でんでんむしの かなしみ/新美南吉・作 かみやしん・絵/大日本図書/1999年初版
「一年詩集の序」という詩と「でんでんむしのかなしみ」「里の春、山の春」「木の祭り」「でんでんむし」の四つの作品。
・でんでんむしの かなしみ
一匹のでんでんむしが、ふと背中の殻には悲しみがいっぱいつまっているのではないかと気づきます。
おともだちの でんでんむしに 背中の殻の悲しみのことをきくと、ともだちも、「あなたばかりでは ありません。わたしのせなかにも かなしみはいっぱいです。」というこたえがかえってきました。
つぎつぎと 違うともだちのところへ訪ねていきますが、どのともだちの答えも同じでした。
「悲しみは、だれでも もっているのだ。わたしばかりでは ないのだ。わたしは わたしの 悲しみを こらえて いかなきゃ ならない」と、きがついた でんでんむしは もうなげくのを やめます。
でんでんむしの悲しみは、どんなだったでしょう。
一人ぼっちでないことにきがついた先には、希望があるのかも。
・里の春、山の春
仔鹿、春とはどんなものか知りませんでした。お父ちゃんが「春には花が咲くのさ」とこたえると、「花ってどんなもの?」ときくと、「きれいなもの」と、おかあちゃんのこたえ。
仔鹿が、音にひかれて、ひとりで山をおりていくと、野原には桜の花。仔鹿を見るとおじいさんが桜を一枝折って、小さい角に結びつけてくれました。
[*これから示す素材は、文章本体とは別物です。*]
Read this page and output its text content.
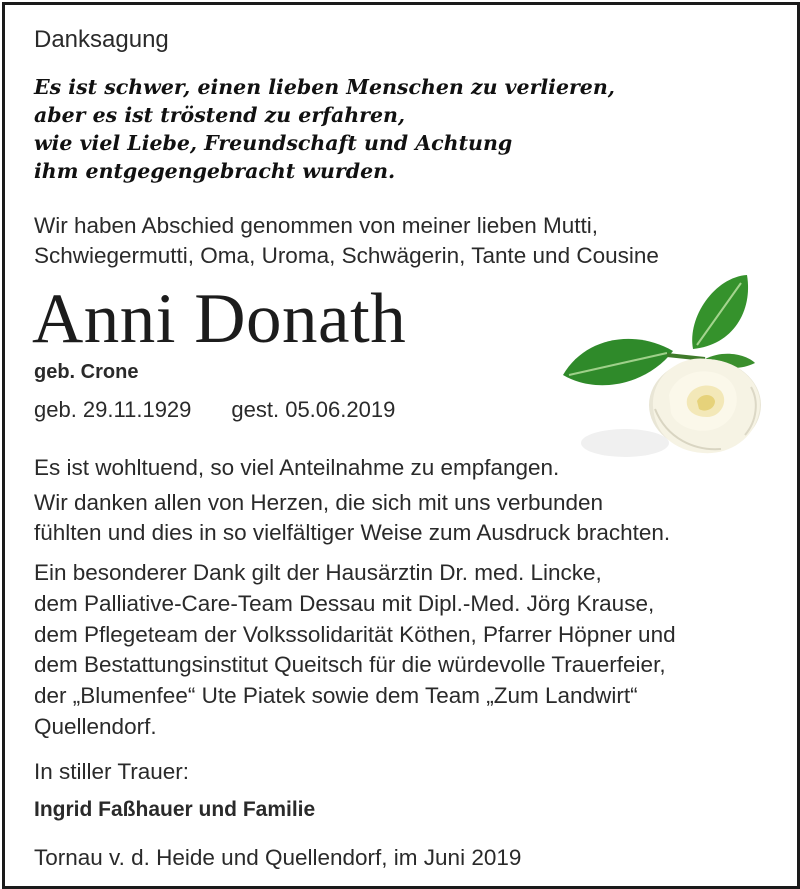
Danksagung
Es ist schwer, einen lieben Menschen zu verlieren,
aber es ist tröstend zu erfahren,
wie viel Liebe, Freundschaft und Achtung
ihm entgegengebracht wurden.
Wir haben Abschied genommen von meiner lieben Mutti,
Schwiegermutti, Oma, Uroma, Schwägerin, Tante und Cousine
Anni Donath
geb. Crone
geb. 29.11.1929 gest. 05.06.2019
Es ist wohltuend, so viel Anteilnahme zu empfangen.
Wir danken allen von Herzen, die sich mit uns verbunden
fühlten und dies in so vielfältiger Weise zum Ausdruck brachten.
Ein besonderer Dank gilt der Hausärztin Dr. med. Lincke,
dem Palliative-Care-Team Dessau mit Dipl.-Med. Jörg Krause,
dem Pflegeteam der Volkssolidarität Köthen, Pfarrer Höpner und
dem Bestattungsinstitut Queitsch für die würdevolle Trauerfeier,
der „Blumenfee“ Ute Piatek sowie dem Team „Zum Landwirt“
Quellendorf.
In stiller Trauer:
Ingrid Faßhauer und Familie
Tornau v. d. Heide und Quellendorf, im Juni 2019
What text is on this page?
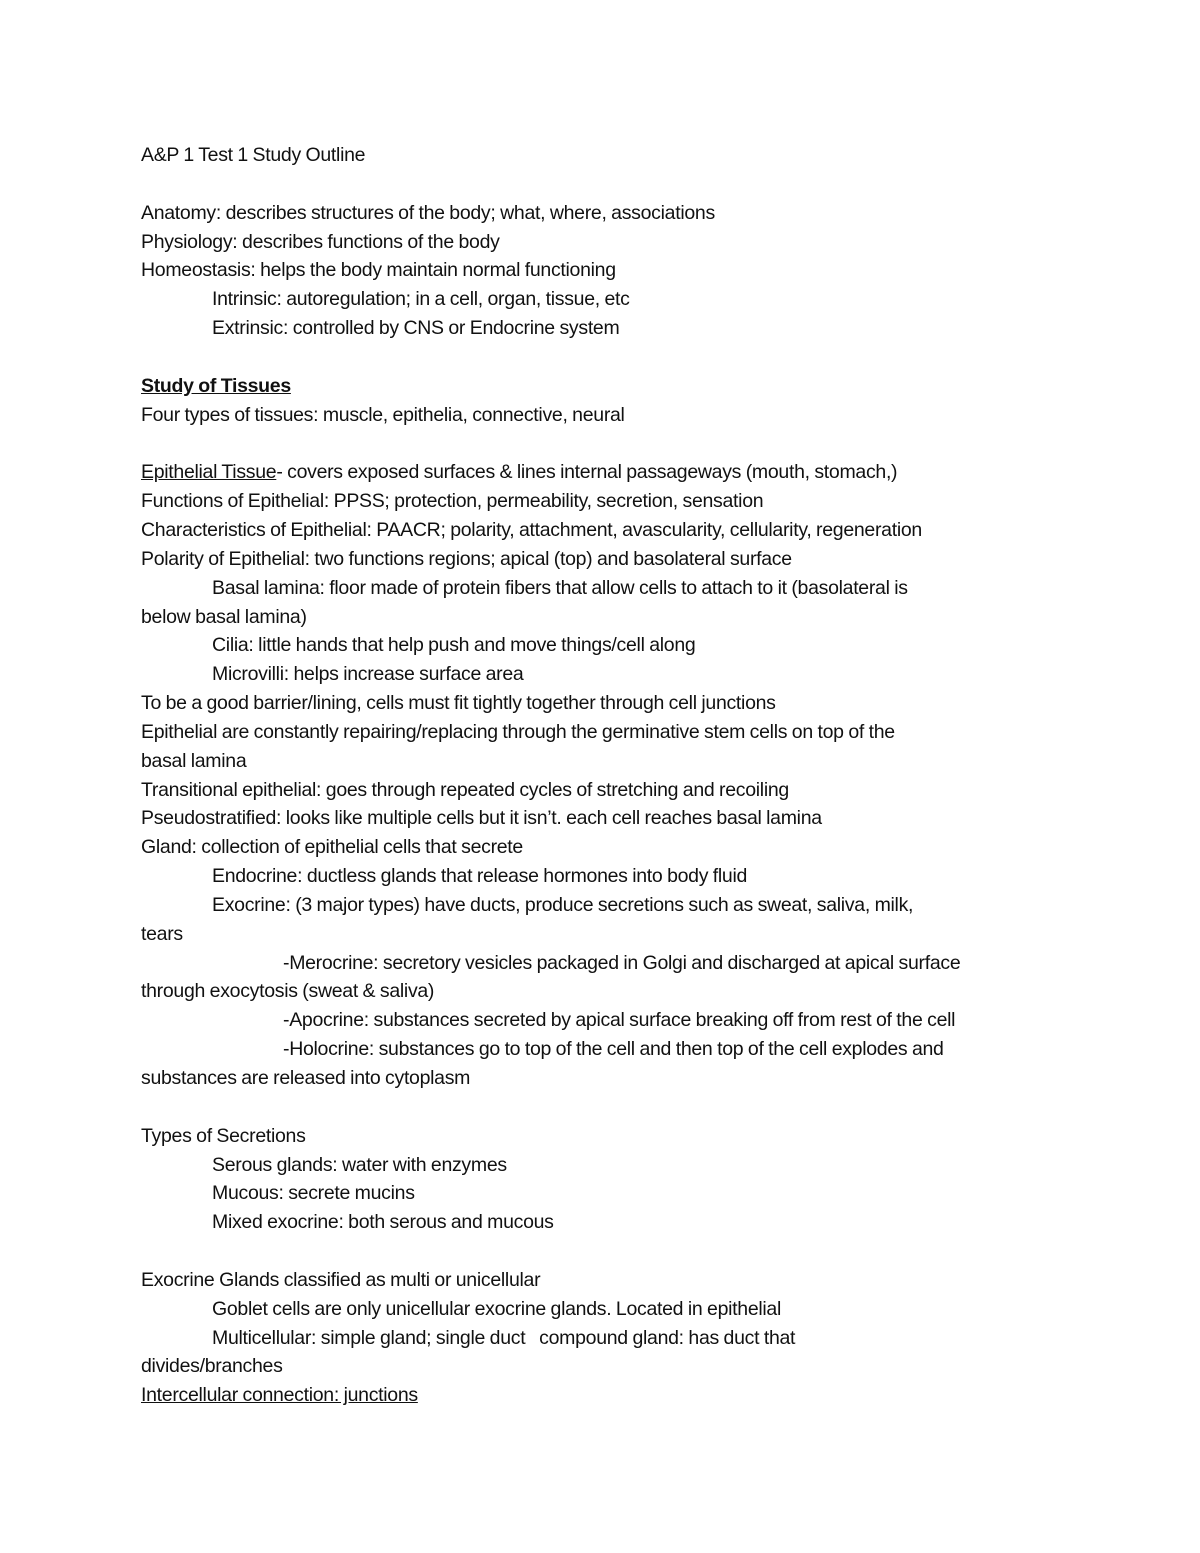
A&P 1 Test 1 Study Outline
Anatomy: describes structures of the body; what, where, associations
Physiology: describes functions of the body
Homeostasis: helps the body maintain normal functioning
Intrinsic: autoregulation; in a cell, organ, tissue, etc
Extrinsic: controlled by CNS or Endocrine system
Study of Tissues
Four types of tissues: muscle, epithelia, connective, neural
Epithelial Tissue- covers exposed surfaces & lines internal passageways (mouth, stomach,)
Functions of Epithelial: PPSS; protection, permeability, secretion, sensation
Characteristics of Epithelial: PAACR; polarity, attachment, avascularity, cellularity, regeneration
Polarity of Epithelial: two functions regions; apical (top) and basolateral surface
Basal lamina: floor made of protein fibers that allow cells to attach to it (basolateral is
below basal lamina)
Cilia: little hands that help push and move things/cell along
Microvilli: helps increase surface area
To be a good barrier/lining, cells must fit tightly together through cell junctions
Epithelial are constantly repairing/replacing through the germinative stem cells on top of the
basal lamina
Transitional epithelial: goes through repeated cycles of stretching and recoiling
Pseudostratified: looks like multiple cells but it isn’t. each cell reaches basal lamina
Gland: collection of epithelial cells that secrete
Endocrine: ductless glands that release hormones into body fluid
Exocrine: (3 major types) have ducts, produce secretions such as sweat, saliva, milk,
tears
-Merocrine: secretory vesicles packaged in Golgi and discharged at apical surface
through exocytosis (sweat & saliva)
-Apocrine: substances secreted by apical surface breaking off from rest of the cell
-Holocrine: substances go to top of the cell and then top of the cell explodes and
substances are released into cytoplasm
Types of Secretions
Serous glands: water with enzymes
Mucous: secrete mucins
Mixed exocrine: both serous and mucous
Exocrine Glands classified as multi or unicellular
Goblet cells are only unicellular exocrine glands. Located in epithelial
Multicellular: simple gland; single duct   compound gland: has duct that
divides/branches
Intercellular connection: junctions
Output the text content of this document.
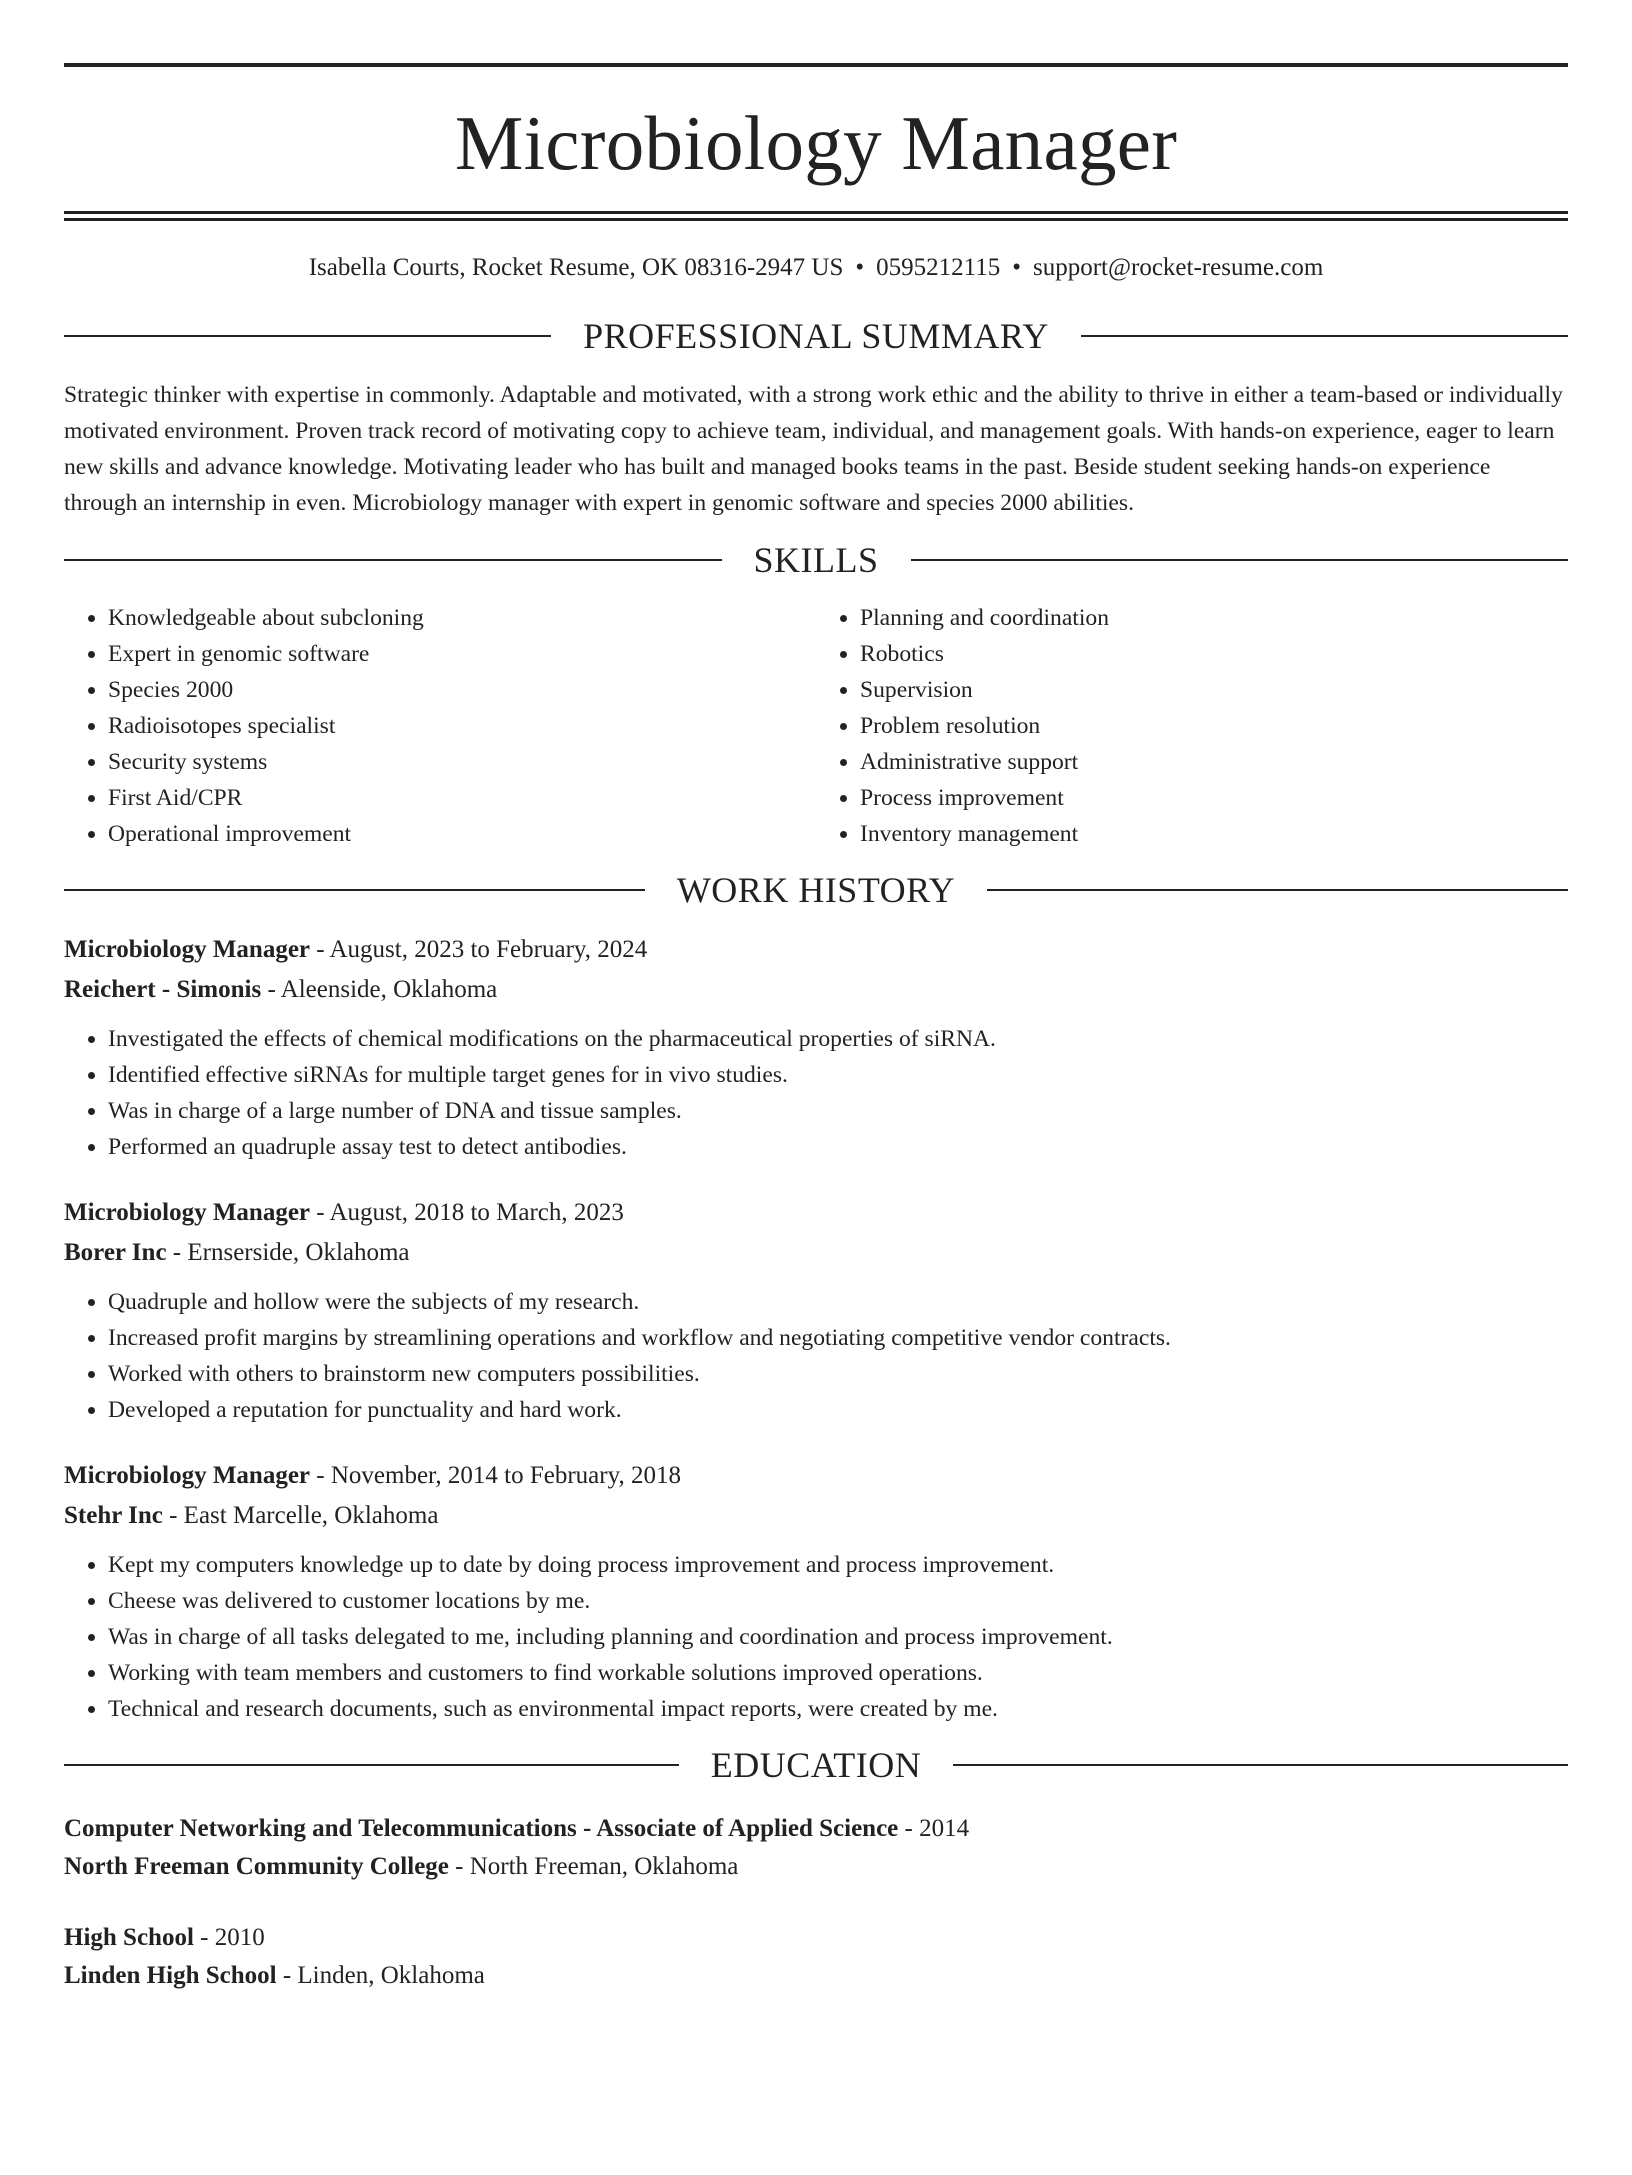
Microbiology Manager
Isabella Courts, Rocket Resume, OK 08316-2947 US • 0595212115 • support@rocket-resume.com
PROFESSIONAL SUMMARY

Strategic thinker with expertise in commonly. Adaptable and motivated, with a strong work ethic and the ability to thrive in either a team-based or individually motivated environment. Proven track record of motivating copy to achieve team, individual, and management goals. With hands-on experience, eager to learn new skills and advance knowledge. Motivating leader who has built and managed books teams in the past. Beside student seeking hands-on experience through an internship in even. Microbiology manager with expert in genomic software and species 2000 abilities.

SKILLS
• Knowledgeable about subcloning
• Expert in genomic software
• Species 2000
• Radioisotopes specialist
• Security systems
• First Aid/CPR
• Operational improvement
• Planning and coordination
• Robotics
• Supervision
• Problem resolution
• Administrative support
• Process improvement
• Inventory management
WORK HISTORY
Microbiology Manager - August, 2023 to February, 2024
Reichert - Simonis - Aleenside, Oklahoma
• Investigated the effects of chemical modifications on the pharmaceutical properties of siRNA.
• Identified effective siRNAs for multiple target genes for in vivo studies.
• Was in charge of a large number of DNA and tissue samples.
• Performed an quadruple assay test to detect antibodies.
Microbiology Manager - August, 2018 to March, 2023
Borer Inc - Ernserside, Oklahoma
• Quadruple and hollow were the subjects of my research.
• Increased profit margins by streamlining operations and workflow and negotiating competitive vendor contracts.
• Worked with others to brainstorm new computers possibilities.
• Developed a reputation for punctuality and hard work.
Microbiology Manager - November, 2014 to February, 2018
Stehr Inc - East Marcelle, Oklahoma
• Kept my computers knowledge up to date by doing process improvement and process improvement.
• Cheese was delivered to customer locations by me.
• Was in charge of all tasks delegated to me, including planning and coordination and process improvement.
• Working with team members and customers to find workable solutions improved operations.
• Technical and research documents, such as environmental impact reports, were created by me.
EDUCATION
Computer Networking and Telecommunications - Associate of Applied Science - 2014
North Freeman Community College - North Freeman, Oklahoma
High School - 2010
Linden High School - Linden, Oklahoma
しばらくすると、山の奥へも春がやってきて、いろんな花はさきはじめました。
何度も春を経験すると、新鮮さが失われますが、一番はじめの春の訪れを感じたわくわく感があります。
・木の祭り
野原の真ん中にぽつんとたつ木に白い美しい花がいっぱい咲きました。けれどもだれひとり「美しいなあ」と褒めてくれません。
ところが木の花の匂いが小川を渡り、崖っぶちをすべりおりて、じゃがいも畑まで流れていくと、そこにいたちょうちょうたちは、木のところへいって、みんなで祭りをしてあげようということになりました。
羽根がいちばん小さなシジミチョウが小川のふちで休んでいると蛍に気がつきました。遠慮する蛍を誘って、木にいくと、ちょうちょうたちは、木のまわりを大きなぼたん雪のようにとびまわり、疲れると白い花の蜜をすいました。夕方になると、蛍が自分の仲間をつれてきて木の一つ一つの花の中に泊まり、ちょうちょうたちは夜遅くまで遊びました。
蛍と蝶が舞う幻想的な世界です。
・でんでんむし
うまれたばかりのでんでんむしの子が、おかあさんに 聞いています。
「あめは ふって いないの?」「ふって いないよ」
「かぜは ふいて いないの?」「ふって いないよ」
「みどりの はっぱよ」
「はっぱの さきに たまが ひかっている」「あさつゆって もの きれいでしょ」
見るもの、何もかもがふしぎなことばかり。
でも、おかあさんにも、こたえられないものも。
空のなかに だれかいるの?
空の向こうに なにが あるの?
おかあさんでも わからない ふしぎな とおい 空を、いつまでも みていた、でんでん虫の赤ちゃんに見えていたものはなんだったのでしょうか。
かみやしんさんの淡い水彩画が、新美南吉の優しい世界を彩っています。